Russia surprised everyone on Tuesday noon when it withdrew some of the troops it had deployed on the border with Ukraine. It did so, moreover, 24 hours before the date on which the U.S. intelligence services marked as the beginning of the Russian invasion: Wednesday, February 16; that is to say, today.

But Joe Biden is not confident and considers that the attack is still “clearly possible”. He repeated this last night in a message to the public, in which he said that if Russia attacked Ukraine it would be “internationally condemned. The world will not forget that Moscow unnecessarily chose death and destruction”.

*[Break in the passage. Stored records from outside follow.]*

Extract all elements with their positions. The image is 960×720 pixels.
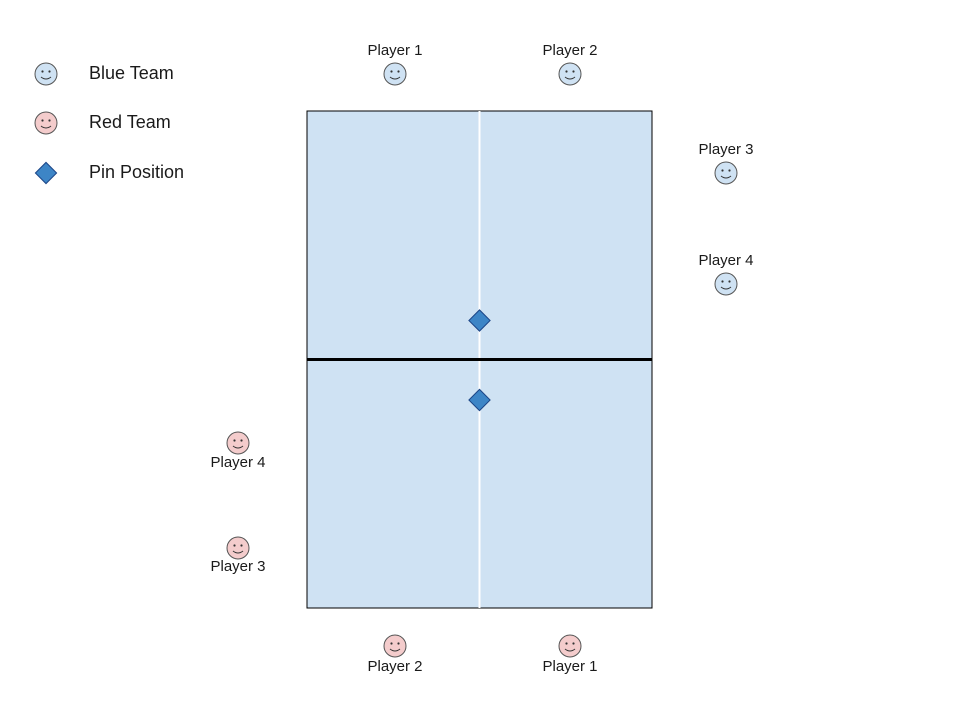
blue-player-3-label: Player 3 — [698, 141, 754, 158]
red-player-2-smiley-face-icon — [383, 634, 407, 658]
red-player-4-smiley-face-icon — [226, 431, 250, 455]
blue-player-4-label: Player 4 — [698, 252, 754, 269]
blue-player-1-label: Player 1 — [367, 42, 423, 59]
blue-player-3-smiley-face-icon — [714, 161, 738, 185]
legend-pin-position-label: Pin Position — [89, 162, 185, 182]
red-player-1-label: Player 1 — [542, 658, 598, 675]
red-player-3-label: Player 3 — [210, 558, 266, 575]
red-player-2-label: Player 2 — [367, 658, 423, 675]
legend-blue-team-label: Blue Team — [89, 63, 174, 83]
blue-player-2-smiley-face-icon — [558, 62, 582, 86]
red-player-3-smiley-face-icon — [226, 536, 250, 560]
blue-player-1-smiley-face-icon — [383, 62, 407, 86]
red-player-4-label: Player 4 — [210, 454, 266, 471]
red-player-1-smiley-face-icon — [558, 634, 582, 658]
legend-red-smiley-face-icon — [34, 111, 58, 135]
legend-pin-diamond-icon — [34, 161, 58, 185]
blue-player-2-label: Player 2 — [542, 42, 598, 59]
pin-top-diamond-icon — [468, 309, 491, 332]
legend-red-team-label: Red Team — [89, 112, 171, 132]
pin-bottom-diamond-icon — [468, 388, 491, 412]
blue-player-4-smiley-face-icon — [714, 272, 738, 296]
legend-blue-smiley-face-icon — [34, 62, 58, 86]
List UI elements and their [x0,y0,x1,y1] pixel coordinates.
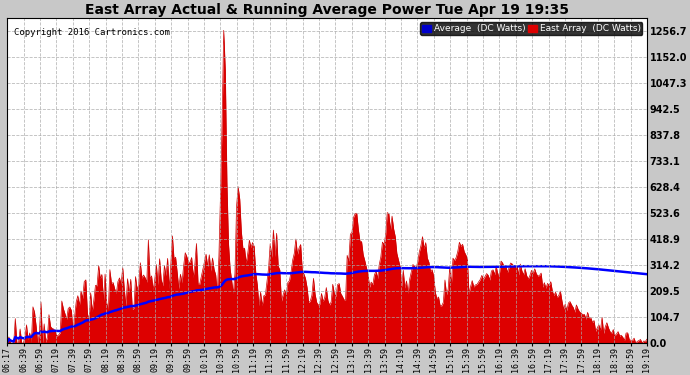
Legend: Average  (DC Watts), East Array  (DC Watts): Average (DC Watts), East Array (DC Watts… [420,22,642,35]
Text: Copyright 2016 Cartronics.com: Copyright 2016 Cartronics.com [14,28,170,37]
Title: East Array Actual & Running Average Power Tue Apr 19 19:35: East Array Actual & Running Average Powe… [85,3,569,17]
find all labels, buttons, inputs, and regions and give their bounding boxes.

In his address, in any case, besides pointing out that the United States was ready for hostilities, he left room for a diplomatic way out of the conflict.

The U.S. president noted that the Pentagon “has not yet verified that Russian military units are returning to their bases.” He claims, in fact, that there would be more than 150,000 Russian troops around Ukraine and Belarus.

Biden insisted that an invasion of Ukrainian territory would unleash “a war without cause or reason,” which would have “immense” human costs for Ukraine and serious consequences for Moscow.

Another reason that makes the West suspicious about the Kremlin’s real intentions is the continuous arrival at the border of convoys with medical supplies to set up field hospitals.

In Moscow, meanwhile, Vladimir Putin assures that he remains ready to negotiate with NATO on security issues. “How will Russia act? According to the plan, and what does this plan consist of? The real situation on the ground,” he said, adding: “Who can say how the situation will develop? No one, for now. It depends not only on us,” the Russian leader said in a statement to the press.